One of the answers is “to make books that have a significant visceral appeal, but it must be tied to the content,” he says. “We try to make sure that every visual element in the book bears a significant relationship to the text so there is no gratuitous decoration.”

Artful ornamentation isn’t a concept that appeals to Francis either. He prefers to think of the art in Lapis books as illumination. “To be illumined is to be enlightened,” he says.

The artists books, generally published in editions of 35 or less, adhere to the concept of books as illuminating, integral forms-- more like artworks than traditional books. This line of Lapis publications grew from Francis urging Sohn to get involved with the press and do what he knew best--working with artists. He invites them to produce books and pushes them along by offering suggestions, locating unusual materials and providing a personal delivery service so that they don’t have to leave their studios.

“The artists like the idea that Sam is the publisher,” Sohn says, because they know him and they don’t have to worry about the usual deadlines or production and distribution problems. Sohn thinks of the books as intimate “little exhibitions that you can hold in your lap.” They are bound as books, however, unlike print portfolios that might be displayed in parts or sold off as separate sheets.

The artists books are sold primarily by subscription and never advertised. With prices starting as low as $3,500 and rising as the supply dwindles, the books generally sell out quickly to institutions and private collectors around the world. The artists reap about half of the selling price.

Among past productions are Richard Long’s “Papers of River Muds,” a large volume consisting of subtly colored, variously textured papers that are handmade of river mud and stamped with the name of the river.

Ed Ruscha’s “Flipping Kicking Howling Running Sitting Standing Climbing Telling,” sumptuously bound in green Scottish leather, contains eight full-page etchings that foreshadow his silhouette paintings.

All the artists books have the appearance of handmade artworks, but the plates in Klaus Rinke’s “Memory of the Skin” are actually drawn in pencil.

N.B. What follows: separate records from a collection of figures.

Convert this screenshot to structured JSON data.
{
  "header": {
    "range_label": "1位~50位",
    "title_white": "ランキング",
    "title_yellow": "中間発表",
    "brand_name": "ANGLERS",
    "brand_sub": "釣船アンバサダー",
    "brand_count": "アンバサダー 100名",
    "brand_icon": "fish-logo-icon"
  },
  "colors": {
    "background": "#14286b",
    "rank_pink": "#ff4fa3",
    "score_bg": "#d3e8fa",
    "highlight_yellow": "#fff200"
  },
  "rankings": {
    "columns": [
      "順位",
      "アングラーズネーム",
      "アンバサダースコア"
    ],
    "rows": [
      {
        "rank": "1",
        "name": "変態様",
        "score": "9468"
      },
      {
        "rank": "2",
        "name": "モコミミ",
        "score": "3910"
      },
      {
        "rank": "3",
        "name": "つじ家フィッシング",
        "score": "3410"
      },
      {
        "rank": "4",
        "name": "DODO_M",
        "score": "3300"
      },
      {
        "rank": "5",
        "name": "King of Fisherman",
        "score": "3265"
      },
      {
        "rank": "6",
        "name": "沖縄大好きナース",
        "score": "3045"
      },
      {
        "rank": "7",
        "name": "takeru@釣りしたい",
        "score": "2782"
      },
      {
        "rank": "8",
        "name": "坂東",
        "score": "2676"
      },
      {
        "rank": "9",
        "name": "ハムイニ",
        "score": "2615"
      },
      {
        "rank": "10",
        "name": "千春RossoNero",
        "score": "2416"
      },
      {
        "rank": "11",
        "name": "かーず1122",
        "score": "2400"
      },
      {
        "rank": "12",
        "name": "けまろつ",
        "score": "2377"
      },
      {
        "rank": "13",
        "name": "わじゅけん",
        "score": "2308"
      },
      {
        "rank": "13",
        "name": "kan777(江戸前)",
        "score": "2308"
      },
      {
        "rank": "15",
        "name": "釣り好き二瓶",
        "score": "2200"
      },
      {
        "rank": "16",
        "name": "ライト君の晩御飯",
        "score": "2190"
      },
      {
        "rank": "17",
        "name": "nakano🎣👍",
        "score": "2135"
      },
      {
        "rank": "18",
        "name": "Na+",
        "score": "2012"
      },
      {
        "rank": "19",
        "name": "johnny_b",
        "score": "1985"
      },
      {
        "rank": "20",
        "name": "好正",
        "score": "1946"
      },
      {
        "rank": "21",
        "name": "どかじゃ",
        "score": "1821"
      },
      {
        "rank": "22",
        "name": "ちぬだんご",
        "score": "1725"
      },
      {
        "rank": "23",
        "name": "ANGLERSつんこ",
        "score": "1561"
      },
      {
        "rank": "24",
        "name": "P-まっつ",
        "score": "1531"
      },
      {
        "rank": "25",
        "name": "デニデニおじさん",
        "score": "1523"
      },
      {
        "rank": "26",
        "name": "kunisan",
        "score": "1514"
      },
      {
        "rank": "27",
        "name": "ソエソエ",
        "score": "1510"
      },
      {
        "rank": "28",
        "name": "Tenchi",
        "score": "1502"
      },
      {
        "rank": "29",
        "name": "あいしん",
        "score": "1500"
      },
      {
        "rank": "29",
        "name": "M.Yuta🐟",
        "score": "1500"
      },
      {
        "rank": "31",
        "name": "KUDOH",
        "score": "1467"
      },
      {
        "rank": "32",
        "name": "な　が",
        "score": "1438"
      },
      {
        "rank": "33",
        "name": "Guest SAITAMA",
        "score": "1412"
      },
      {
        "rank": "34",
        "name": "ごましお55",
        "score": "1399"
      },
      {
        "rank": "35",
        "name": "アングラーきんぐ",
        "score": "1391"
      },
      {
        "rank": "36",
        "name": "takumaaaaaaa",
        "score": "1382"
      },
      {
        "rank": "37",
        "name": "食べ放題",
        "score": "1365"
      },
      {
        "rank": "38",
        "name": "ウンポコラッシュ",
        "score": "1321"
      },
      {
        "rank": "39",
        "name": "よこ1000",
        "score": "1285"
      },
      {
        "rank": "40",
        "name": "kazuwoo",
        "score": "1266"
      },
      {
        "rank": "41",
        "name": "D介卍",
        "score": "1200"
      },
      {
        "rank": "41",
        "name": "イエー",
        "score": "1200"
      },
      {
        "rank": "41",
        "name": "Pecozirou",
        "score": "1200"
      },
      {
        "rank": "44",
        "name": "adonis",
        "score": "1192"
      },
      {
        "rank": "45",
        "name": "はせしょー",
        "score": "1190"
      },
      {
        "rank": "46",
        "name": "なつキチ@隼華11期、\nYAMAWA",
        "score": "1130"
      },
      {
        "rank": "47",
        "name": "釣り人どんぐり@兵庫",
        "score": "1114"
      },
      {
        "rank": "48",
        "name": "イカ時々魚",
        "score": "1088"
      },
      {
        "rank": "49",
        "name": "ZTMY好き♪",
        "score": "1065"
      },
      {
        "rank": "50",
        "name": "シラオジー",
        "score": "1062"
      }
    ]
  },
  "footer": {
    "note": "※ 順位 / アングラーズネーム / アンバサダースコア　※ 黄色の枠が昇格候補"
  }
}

Rinke drew the basic forms with templates but added freehand shading so that each book is slightly different. Sohn has other books in the works by L.A. artists such as Robert Therrien, David Hockney, Gregory Mahoney and Sarah Perry. In addition, Shapazian plans to oversee projects with New Yorkartist William Wegman, German painter Anselm Kiefer and Russian conceptualist Ilya Kabakov.

Looking back on the press’ history, Francis counts about 50 Lapis publications, including several collaborations with museums. He appears to be thoroughly entrenched in a brave new world of publishing. But, to hear him tell it, he has only begun: “All the books that we do are background music, in a sense, to what we want to do--because what we want to do is not necessarily what’s been done.”

The same attitude seems to apply to his painting. Judging from his production and conversation, one gets the impression that he approaches each work as a fresh challenge. And while Francis’ renown would seem to place him in the sphere of untouchable masters, he confesses to a certain insecurity: “I’m always trying to find someone to say I’m a good painter. That’s my anxiety.”